River Shabelle floods destroyed Salah’s farm and property in Mansoor village, 15 kilometres west of Mahaday Weyne town, in May. They had no choice but to flee south to Jowhar, where he settled in Tawakal IDP camp with his wife, seven children, and his two elderly parents.
“I was a wealthy man with a four-hectare farm. I used to plant sesame, beans, maize, mangos, bananas, and lemons. The floods washed away the farm and destroyed our four-roomed house. We fled with nothing but our lives. We have not even carried our beddings and utensils,” Salah told Radio Ergo.
He now works at a car wash in Jowhar, making at most 40,000 Somali shillings ($1.5). The money he earns is not enough to feed his family of 11. His wife washes clothes earning 60,000-100,000 Somali shillings ($2.3-$3.8) when she finds work, hoping to put two meals a day together for the family.
His 12-year-old daughter is also working as a housemaid for a family in Jowhar, earning $20 a month, although sometimes she does not get paid on time.
Salah is bitter at the blow he and his family have been dealt. He had taken a loan of $450 to buy seeds and inputs for his farm and was hoping to pay off the loan after harvesting.
“I never thought I would be working at a car wash in my life! I am doing this job so that my children don’t sleep hungry, otherwise this is not something I would do,” he said. “If I was alone and didn’t have children, I wouldn’t have done this job.”

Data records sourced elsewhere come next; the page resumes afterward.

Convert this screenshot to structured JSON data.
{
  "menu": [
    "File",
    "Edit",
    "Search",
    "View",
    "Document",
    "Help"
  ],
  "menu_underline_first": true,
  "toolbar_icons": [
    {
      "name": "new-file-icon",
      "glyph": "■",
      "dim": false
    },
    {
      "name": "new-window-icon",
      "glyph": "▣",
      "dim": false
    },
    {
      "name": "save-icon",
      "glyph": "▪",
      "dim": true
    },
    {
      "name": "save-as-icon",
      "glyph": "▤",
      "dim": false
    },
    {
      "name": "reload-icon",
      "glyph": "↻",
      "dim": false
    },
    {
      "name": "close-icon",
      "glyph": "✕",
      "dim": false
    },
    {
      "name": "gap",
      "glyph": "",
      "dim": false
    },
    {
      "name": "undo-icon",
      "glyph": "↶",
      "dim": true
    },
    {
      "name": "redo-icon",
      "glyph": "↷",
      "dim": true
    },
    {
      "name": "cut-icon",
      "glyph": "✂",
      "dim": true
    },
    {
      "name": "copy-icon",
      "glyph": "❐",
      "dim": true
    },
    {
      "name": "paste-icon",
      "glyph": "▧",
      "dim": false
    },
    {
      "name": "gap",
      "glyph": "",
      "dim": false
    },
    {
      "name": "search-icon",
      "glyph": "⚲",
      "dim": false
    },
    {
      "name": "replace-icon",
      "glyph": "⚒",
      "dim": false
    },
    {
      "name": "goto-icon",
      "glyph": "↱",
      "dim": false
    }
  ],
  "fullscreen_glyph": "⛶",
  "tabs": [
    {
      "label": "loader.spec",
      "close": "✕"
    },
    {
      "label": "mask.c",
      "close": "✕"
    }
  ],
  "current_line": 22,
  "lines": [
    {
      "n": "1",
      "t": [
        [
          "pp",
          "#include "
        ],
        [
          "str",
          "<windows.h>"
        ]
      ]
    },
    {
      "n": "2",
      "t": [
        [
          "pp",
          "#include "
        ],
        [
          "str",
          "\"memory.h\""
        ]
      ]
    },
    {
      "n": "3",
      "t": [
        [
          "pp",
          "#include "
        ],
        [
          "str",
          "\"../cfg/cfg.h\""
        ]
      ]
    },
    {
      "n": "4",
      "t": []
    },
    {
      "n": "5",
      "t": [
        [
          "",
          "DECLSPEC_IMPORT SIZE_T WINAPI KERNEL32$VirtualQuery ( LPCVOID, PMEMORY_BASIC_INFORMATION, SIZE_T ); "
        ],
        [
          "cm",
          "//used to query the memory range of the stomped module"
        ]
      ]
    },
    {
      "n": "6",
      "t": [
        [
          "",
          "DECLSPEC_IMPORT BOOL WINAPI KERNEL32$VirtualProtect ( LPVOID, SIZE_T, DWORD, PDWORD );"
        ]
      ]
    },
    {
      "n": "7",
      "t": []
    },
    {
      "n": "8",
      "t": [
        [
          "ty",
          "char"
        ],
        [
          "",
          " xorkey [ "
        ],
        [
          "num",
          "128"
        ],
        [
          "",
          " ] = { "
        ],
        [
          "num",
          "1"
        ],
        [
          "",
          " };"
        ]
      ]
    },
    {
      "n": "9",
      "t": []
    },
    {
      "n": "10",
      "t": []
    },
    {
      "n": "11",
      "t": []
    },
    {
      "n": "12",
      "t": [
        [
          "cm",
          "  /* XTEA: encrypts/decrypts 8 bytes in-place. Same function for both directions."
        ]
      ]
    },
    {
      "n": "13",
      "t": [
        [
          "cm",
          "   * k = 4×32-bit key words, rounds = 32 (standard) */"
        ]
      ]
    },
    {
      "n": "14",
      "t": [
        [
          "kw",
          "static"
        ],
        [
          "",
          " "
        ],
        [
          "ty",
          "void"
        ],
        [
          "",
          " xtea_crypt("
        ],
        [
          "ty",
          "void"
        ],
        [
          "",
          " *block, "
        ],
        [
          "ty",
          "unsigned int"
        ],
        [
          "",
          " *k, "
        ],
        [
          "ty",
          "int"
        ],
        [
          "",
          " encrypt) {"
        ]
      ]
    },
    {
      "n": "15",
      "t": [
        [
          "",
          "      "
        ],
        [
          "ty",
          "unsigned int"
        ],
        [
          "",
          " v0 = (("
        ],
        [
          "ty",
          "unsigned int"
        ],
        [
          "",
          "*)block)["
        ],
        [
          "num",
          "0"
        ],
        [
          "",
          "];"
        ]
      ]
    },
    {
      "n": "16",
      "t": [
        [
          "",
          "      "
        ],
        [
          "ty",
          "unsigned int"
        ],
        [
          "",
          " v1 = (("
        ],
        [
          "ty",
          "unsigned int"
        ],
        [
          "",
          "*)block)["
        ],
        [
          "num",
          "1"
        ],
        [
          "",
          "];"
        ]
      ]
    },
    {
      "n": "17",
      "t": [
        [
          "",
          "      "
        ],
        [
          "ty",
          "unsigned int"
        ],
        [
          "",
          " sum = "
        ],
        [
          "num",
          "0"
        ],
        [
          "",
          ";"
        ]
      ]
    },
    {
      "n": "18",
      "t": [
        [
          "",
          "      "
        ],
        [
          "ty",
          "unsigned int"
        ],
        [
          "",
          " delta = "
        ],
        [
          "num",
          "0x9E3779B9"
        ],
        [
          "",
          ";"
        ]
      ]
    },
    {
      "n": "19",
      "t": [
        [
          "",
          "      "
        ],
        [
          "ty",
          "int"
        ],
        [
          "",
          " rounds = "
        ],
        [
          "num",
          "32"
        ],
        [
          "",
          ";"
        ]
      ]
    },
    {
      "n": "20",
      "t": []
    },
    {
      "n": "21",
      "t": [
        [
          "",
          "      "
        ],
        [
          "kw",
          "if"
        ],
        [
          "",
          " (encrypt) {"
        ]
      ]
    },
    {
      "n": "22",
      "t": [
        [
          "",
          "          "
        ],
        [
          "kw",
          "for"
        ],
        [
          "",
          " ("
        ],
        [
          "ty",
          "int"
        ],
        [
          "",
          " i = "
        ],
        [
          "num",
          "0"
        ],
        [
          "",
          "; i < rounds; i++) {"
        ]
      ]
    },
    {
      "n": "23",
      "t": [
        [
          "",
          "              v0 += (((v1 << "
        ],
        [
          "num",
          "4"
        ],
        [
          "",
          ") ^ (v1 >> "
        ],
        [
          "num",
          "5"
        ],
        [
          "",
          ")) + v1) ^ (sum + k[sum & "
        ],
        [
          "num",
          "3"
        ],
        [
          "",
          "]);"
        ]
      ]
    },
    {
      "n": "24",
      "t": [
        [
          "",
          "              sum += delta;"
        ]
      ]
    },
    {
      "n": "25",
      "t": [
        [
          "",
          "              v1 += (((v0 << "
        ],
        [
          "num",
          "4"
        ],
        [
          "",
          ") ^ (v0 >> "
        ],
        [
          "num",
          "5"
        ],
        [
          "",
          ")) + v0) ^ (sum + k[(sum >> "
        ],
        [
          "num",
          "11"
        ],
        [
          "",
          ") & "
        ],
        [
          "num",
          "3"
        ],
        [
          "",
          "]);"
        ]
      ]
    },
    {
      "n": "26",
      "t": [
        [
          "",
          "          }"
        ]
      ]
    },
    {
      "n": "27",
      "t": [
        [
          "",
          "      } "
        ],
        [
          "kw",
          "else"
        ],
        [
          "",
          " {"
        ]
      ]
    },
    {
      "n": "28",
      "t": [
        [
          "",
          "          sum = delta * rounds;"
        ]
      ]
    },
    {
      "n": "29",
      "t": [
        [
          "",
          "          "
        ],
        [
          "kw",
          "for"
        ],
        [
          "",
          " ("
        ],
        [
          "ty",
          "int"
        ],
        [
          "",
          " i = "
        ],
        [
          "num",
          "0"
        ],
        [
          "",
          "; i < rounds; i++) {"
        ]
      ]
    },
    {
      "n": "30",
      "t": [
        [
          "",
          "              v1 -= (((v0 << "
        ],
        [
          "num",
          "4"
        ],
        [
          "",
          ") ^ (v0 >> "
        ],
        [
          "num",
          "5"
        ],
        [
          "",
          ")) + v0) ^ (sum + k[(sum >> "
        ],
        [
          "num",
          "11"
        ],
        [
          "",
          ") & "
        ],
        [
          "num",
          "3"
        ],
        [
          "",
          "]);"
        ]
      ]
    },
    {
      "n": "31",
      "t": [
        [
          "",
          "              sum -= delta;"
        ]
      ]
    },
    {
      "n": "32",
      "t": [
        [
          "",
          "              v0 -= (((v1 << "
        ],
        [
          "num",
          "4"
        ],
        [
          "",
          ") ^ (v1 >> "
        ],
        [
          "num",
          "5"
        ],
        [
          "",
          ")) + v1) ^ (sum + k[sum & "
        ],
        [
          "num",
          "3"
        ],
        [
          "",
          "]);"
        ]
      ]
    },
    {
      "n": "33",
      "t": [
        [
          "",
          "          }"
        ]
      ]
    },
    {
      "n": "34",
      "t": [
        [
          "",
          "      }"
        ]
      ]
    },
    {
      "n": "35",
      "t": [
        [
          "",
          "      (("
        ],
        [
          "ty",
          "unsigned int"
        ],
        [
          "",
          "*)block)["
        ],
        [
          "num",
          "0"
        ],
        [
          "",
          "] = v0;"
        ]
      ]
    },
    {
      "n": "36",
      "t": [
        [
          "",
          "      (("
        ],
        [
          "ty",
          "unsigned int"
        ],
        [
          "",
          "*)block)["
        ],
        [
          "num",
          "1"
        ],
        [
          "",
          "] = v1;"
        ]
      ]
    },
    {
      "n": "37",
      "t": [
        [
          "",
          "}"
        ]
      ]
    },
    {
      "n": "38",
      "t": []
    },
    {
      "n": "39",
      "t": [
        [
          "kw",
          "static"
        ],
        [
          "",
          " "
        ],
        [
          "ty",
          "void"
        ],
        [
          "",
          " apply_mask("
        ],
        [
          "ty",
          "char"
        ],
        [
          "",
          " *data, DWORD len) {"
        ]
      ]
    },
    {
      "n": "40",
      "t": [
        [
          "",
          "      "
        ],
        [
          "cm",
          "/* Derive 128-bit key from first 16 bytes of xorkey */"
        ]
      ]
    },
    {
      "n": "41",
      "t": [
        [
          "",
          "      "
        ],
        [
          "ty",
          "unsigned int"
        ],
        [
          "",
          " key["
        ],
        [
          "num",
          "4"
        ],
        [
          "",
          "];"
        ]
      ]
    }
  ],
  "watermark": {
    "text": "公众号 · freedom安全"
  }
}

Struggling to adapt to urban life, the first time he washed a client’s car he poured water on the seats, angering the car owner who refused to pay. A fellow worker appeased the client and helped clean up.
Salah misses their former life as independent farmers, living in their own house with everything they needed. Although four of his children are attending a secular school supported by NGOs who provide books and uniform, it is not the education that he wants for his children.
“Life in the IDP camp is not good at all. In the village we didn’t have a school, but my children went to madarassa. When we came here, I took three of my children to a madarassa near the camp, but I was asked to pay $3.8 monthly fee for each child. I don’t have that money, so they stopped going,” he complained.
“Here at the car wash, I don’t make money, some days I go home empty handed. This is not life! My wife goes around the villages asking the locals if they have laundry jobs. It is just like being a beggar, as sometimes people turn her away, shutting the door in her face!”
Salah asked well-wishers to help him rebuild his flood-destroyed house and pay off his debts so he can return to the village and resume his livelihood.
“I have seen what life in the town looks like. This is not a place suitable for me to live. You need to have money to lead a decent life here. I request aid organisations and Somalis of good will to support me,” he said.